Previously all housing was given to people by Soviet Power. This is not the
case with the current Satanic Power!
Since 1992 the Ukraine has been in the grip of the
IMF, obediently dancing to the tune of western capital. As a result the Ukraine is in 6th place of nations most likely to default on their sovereign debts, its
external public debt amounting to $54.6bn, while its total foreign debt has
reached $111.6bn. The Ukrainian authorities do not appear to have realised
that no country in the world has, while following IMF prescriptions, ever
avoided poverty or falling inevitably into the noose of indebtedness to this
financial monster.
Therefore successive representatives of the
bourgeois class implemented all the IMF prescriptions, resulting not only in an
appalling deterioration in the standard of living of most working people but
also in a loss of efficiency in production and the destruction of productive
forces. No country anywhere in the world has engaged in such a frenzy of
destruction of machinery, equipment, whole factories, agricultural machinery
and irrigation systems, turning them into scrap metal. No country has so
disparagingly rejected its system of training of workers. As a result of this
policy, a catastrophic aging is taken place of the workforce and the natural
link between generations, the transfer of skill and knowledge,have been
interrupted, which creates enormous difficulties for the future. It is as
though some evil spirit has dedicated itself to destroying the working class
for good.
This fact is not hidden. Back in 2000, the President
of the French Senate, speaking to the Ukrainian parliament, set out what he
deemed to be the desirable priorities for the Ukraine: metallurgy, chemicals
and agriculture. The rest, according to the bosses of international
imperialism, the Ukraine does not need. During 20 years, their lackeys, the
Ukrainian officials, went beyond the expectations of the transnational
corporations and international imperialism insofar as destruction of the Ukraine’s economic potential was concerned. It should be noted, however, that the
bourgeois class which developed over these 20 years, never lost sight of its
own profits. Today many members of this class have become billionaires ranking
high among the world’s richest people. There is perhaps no other country in Europe where the ratio of the income of the poorest and the richest is, at 1:40 so unfair.
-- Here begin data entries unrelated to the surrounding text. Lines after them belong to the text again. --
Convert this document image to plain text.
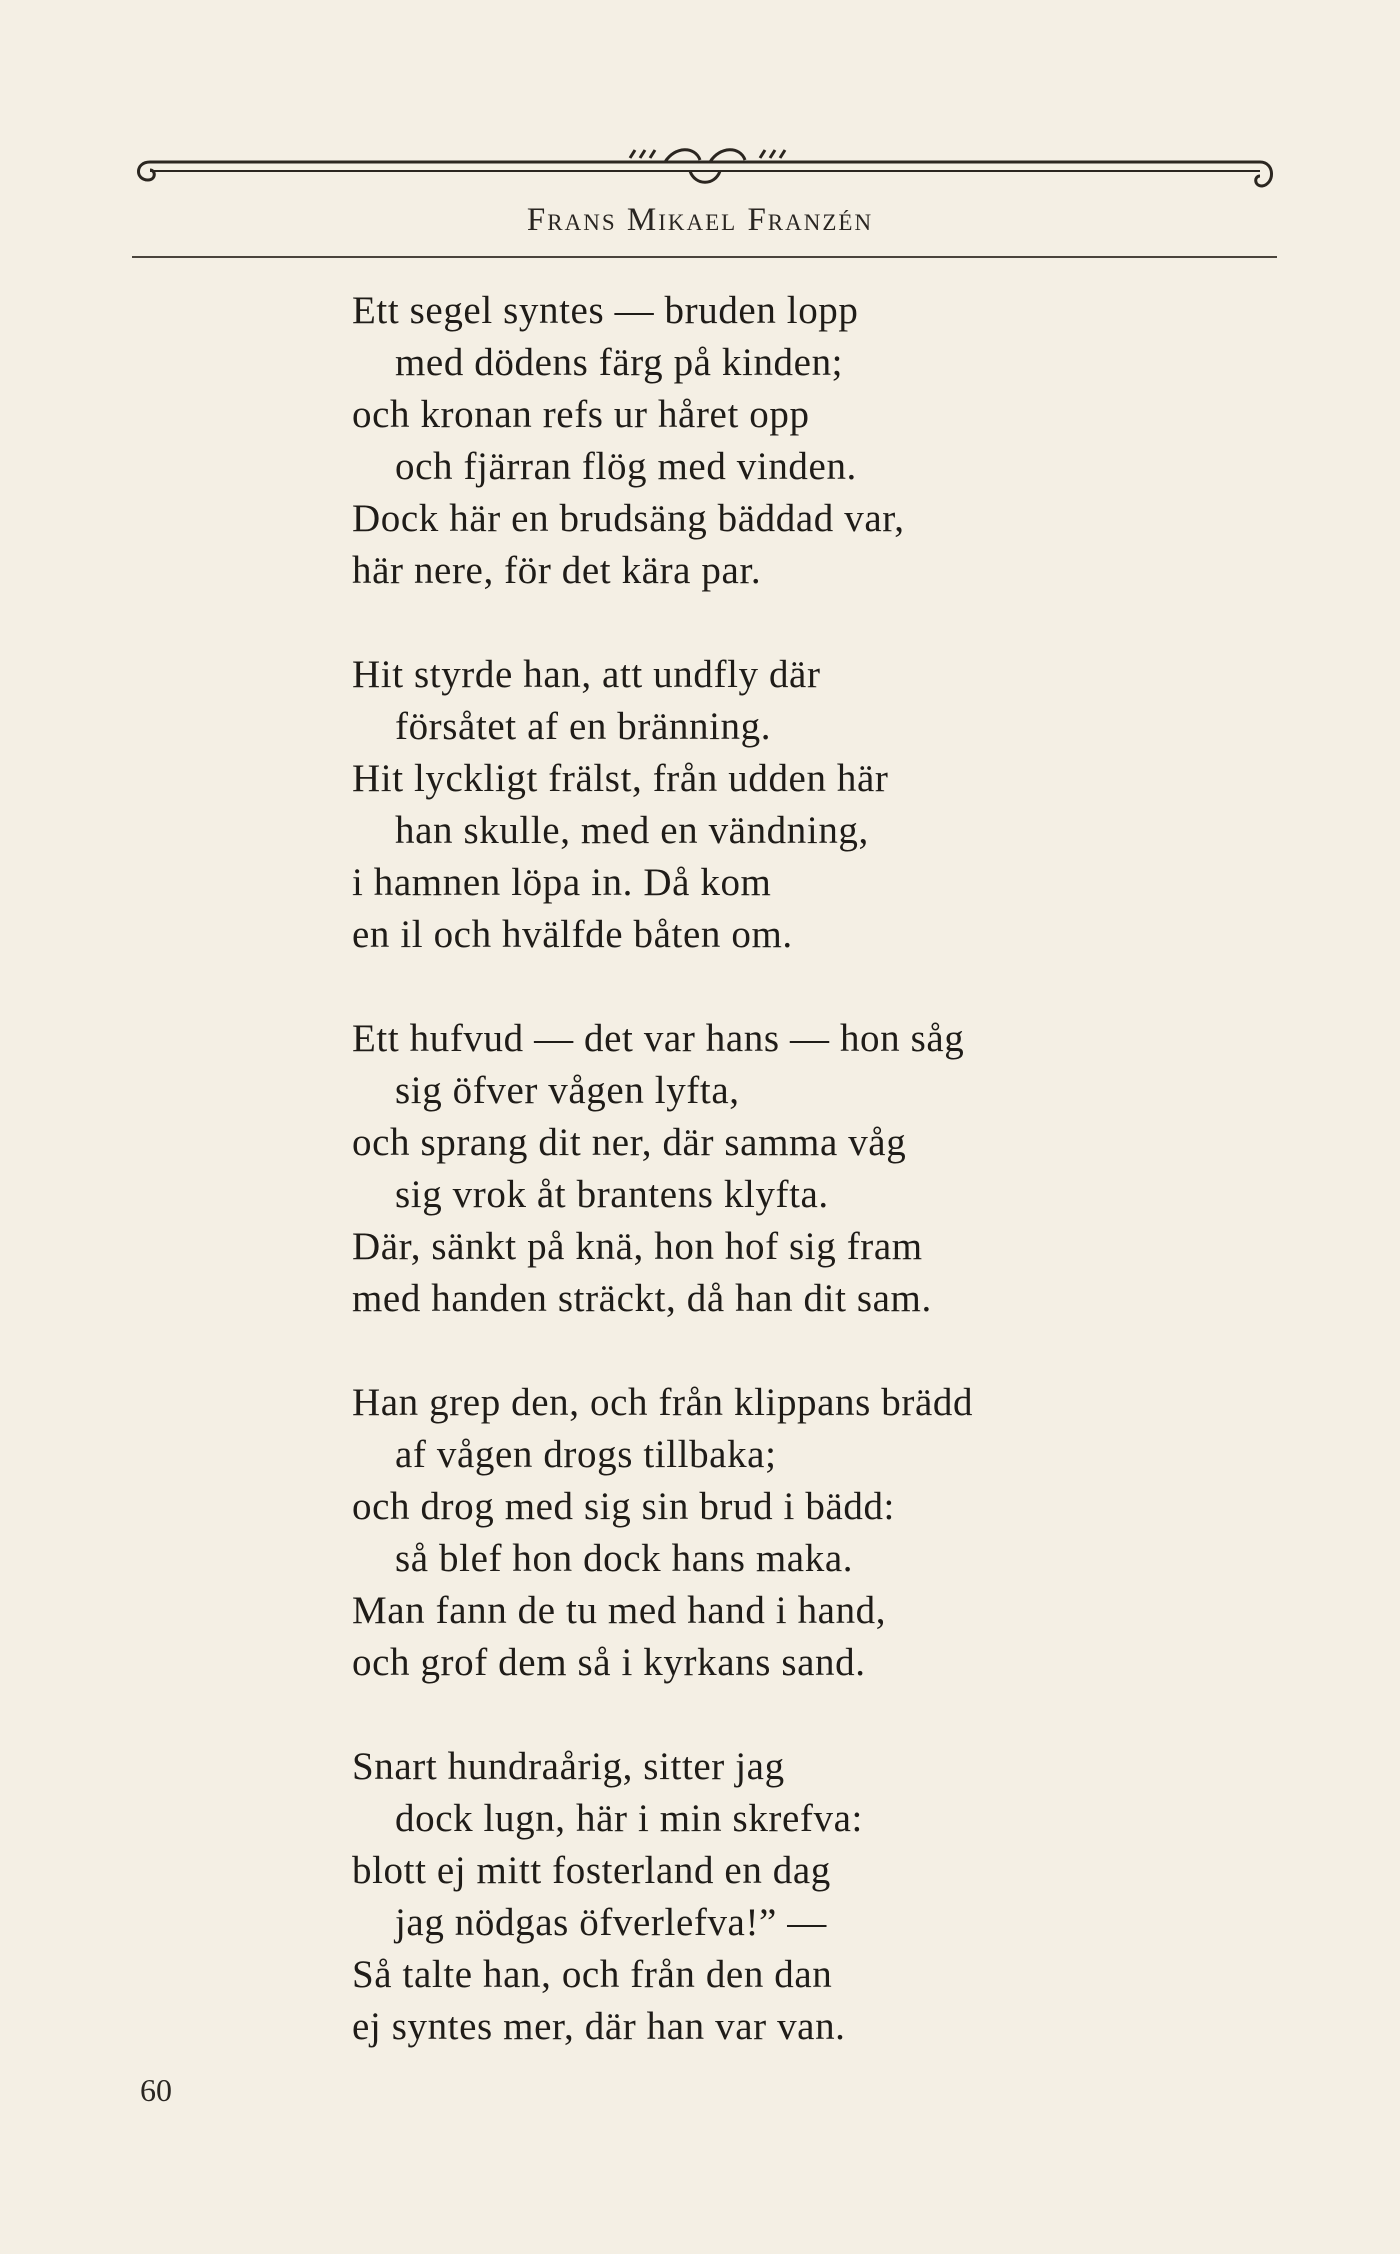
Frans Mikael Franzén
Ett segel syntes — bruden lopp
med dödens färg på kinden;
och kronan refs ur håret opp
och fjärran flög med vinden.
Dock här en brudsäng bäddad var,
här nere, för det kära par.
Hit styrde han, att undfly där
försåtet af en bränning.
Hit lyckligt frälst, från udden här
han skulle, med en vändning,
i hamnen löpa in. Då kom
en il och hvälfde båten om.
Ett hufvud — det var hans — hon såg
sig öfver vågen lyfta,
och sprang dit ner, där samma våg
sig vrok åt brantens klyfta.
Där, sänkt på knä, hon hof sig fram
med handen sträckt, då han dit sam.
Han grep den, och från klippans brädd
af vågen drogs tillbaka;
och drog med sig sin brud i bädd:
så blef hon dock hans maka.
Man fann de tu med hand i hand,
och grof dem så i kyrkans sand.
Snart hundraårig, sitter jag
dock lugn, här i min skrefva:
blott ej mitt fosterland en dag
jag nödgas öfverlefva!” —
Så talte han, och från den dan
ej syntes mer, där han var van.
60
But if you visited the Ukrainian capital, Kiev, you might think that what I, Tishchenko, am saying is not entirely true, or even not
true at all, because you would see luxury cars costing between $100,000 and $1
million, and you find more such vehicles in Kiev than bicycles in Athens. The bourgeoisie acquired these foreign cars with the money taken from workers.
The time will come when we are able to say; ‘Hand it all back, it isn’t
yours’. We, the representatives of the left labour movement, are upholding
advanced Marxist-Leninist theory, and are well aware that the only solution for
the Ukraine, its only escape from severe crisis, is revolutionary change, which
is also the case for other former Soviet republics. Paradoxically, however,
society is not yet ready for such a change.
We have a great deal of work to do within
the protesting labour movement to defend the gains of socialism, to fight
against the injustice and lawlessness that have become commonplace in modern Ukraine! The experience of our colleagues from around the world is certainly useful for us
in our work.
Therefore, the labour movement in the Ukraine welcomes any expression of solidarity and support from the international trade
union movement, in particular from the 16th International Congress of Trade
Unions.
However, we understand that we have a great deal
more to do. The year 2017 will be the 100th anniversary of the greatest of all
revolutions – the Great October Socialist Revolution, and it is approaching
fast. We have every reason to benefit from the experiences of our grandfathers
and great-grandfathers so that we can repeat the revolutionary transformation.
Long live the global labour movement !
Long live the inevitable
victory of socialism over the darkness of capitalism !
9
April 2011, Pavel Tishchenko, Ukraine.